The debate regarding whether or not immigrants should be forced to learn and speak English started as far back as 1754 (King, 1997, para.4) and continues to be debated currently. This issue is viewed differently by legal immigrants, illegal immigrants and American citizens.
R. D. King (1997) wrote that the issue of immigrants learning to speak English dates back to 1753 with regards to German immigrants. In his article, Should English Be the Law, King (1997) states, “In 1753 Benjamin Franklin voiced his concern that German immigrants were not learning the English language” (para. 4). Even after all these years, the issue of immigrants learning and speaking English in order to communicate better with co-workers, at the bank, or seeking medical care remains a concern for English-speaking American citizens. Furthermore, immigrants speaking English continues to be a constant topic of discussion for politicians and the media.
Schools in the United States teach children that Christopher Columbus is the man credited with finding America (Oliveri, 2007). Columbus Day is a national holiday in the United States. Christopher Columbus came to America from Italy but was a citizen of Spain; therefore, United States citizens should remember that immigrants founded America (Oliveri, 2007). From its inception, America has welcomed immigrants who came to the United States from a multitude of counties. These earlier generations of immigrants came with the purpose of becoming American citizens and worked to learn and speak English in order to unite America under one language (Whitmore, 2008). Immigrants, who come to America legally today, continue to come to work and take advantage of the freedom America offers. The majority of the legal immigrants currently coming to the United States want to “assimilate” into America and become American citizens just like their predecessors (Poisl, 2006). On the other hand, there are illegal immigrants who also come to America to make money and take advantage of the freedom that America offers. Both legal and illegal immigrants are aware they would have an easier time living in America if they would learn and speak English (Poisl, 2007). A large number of illegal immigrants live daily with the possibility of prosecution and deportation and, therefore, do not make the effort to learn to speak English (Poisl, 2007). These illegal immigrants make little or no attempt to study and work towards becoming American citizens (Poisl, 2007).

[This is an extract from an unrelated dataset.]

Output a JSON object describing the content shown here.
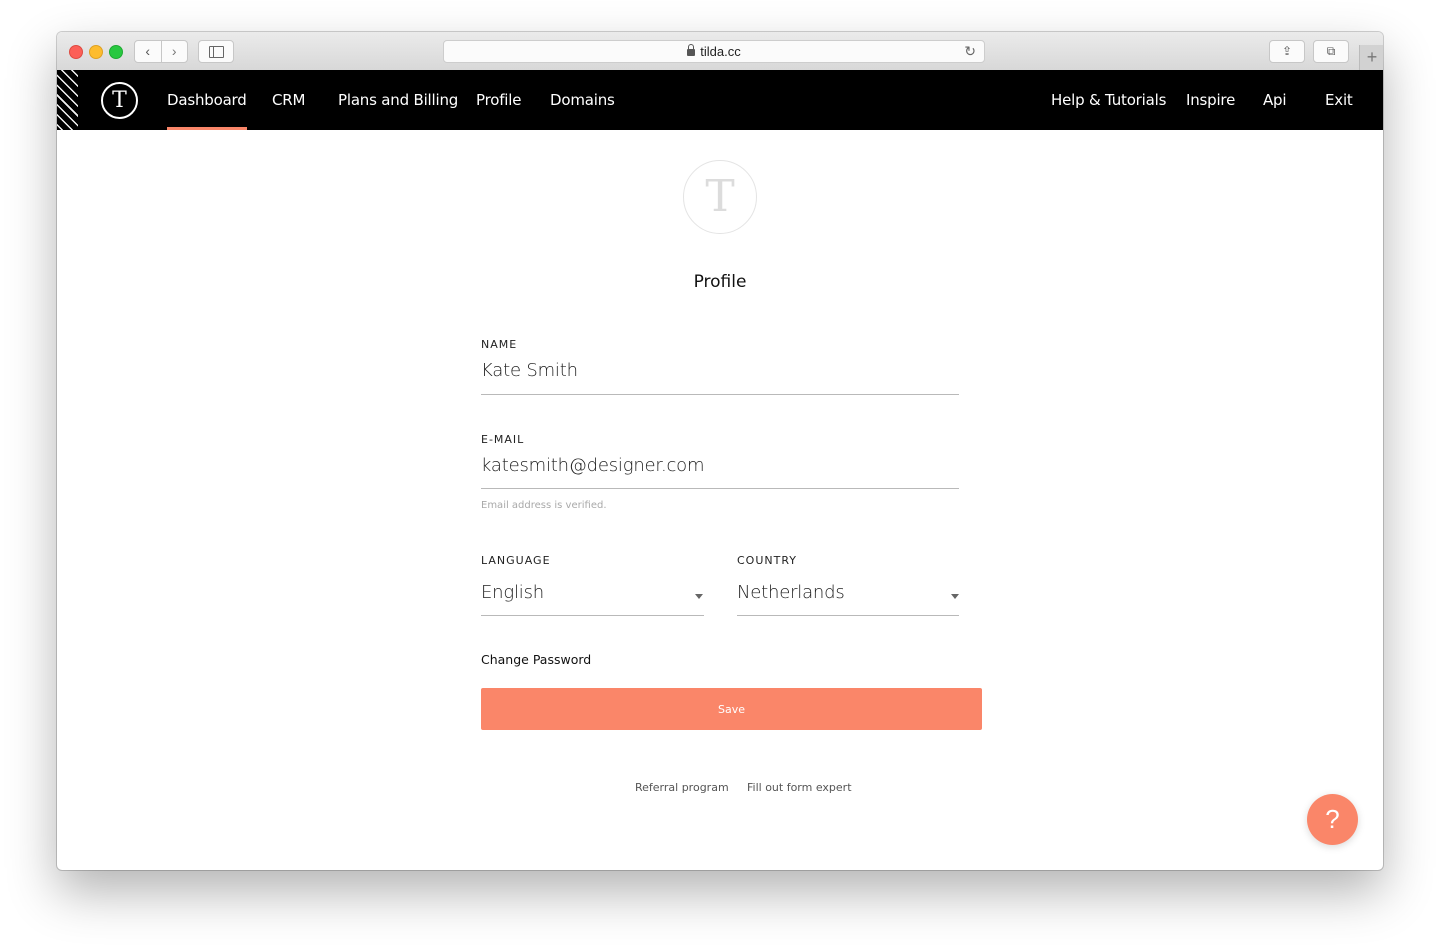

According to a study done by New American Dimensions (Whitmore, 2008), seven in ten Hispanics agree that immigrants in America should learn to speak English. Eighty percent of foreign-born immigrants agree they should learn to speak English if they are going to stay in the United States (Whitmore, 2008). Six in ten Hispanics interviewed for this study agreed Hispanic immigrants should “follow the rules and come to the United States legally” (Whitmore, 2008).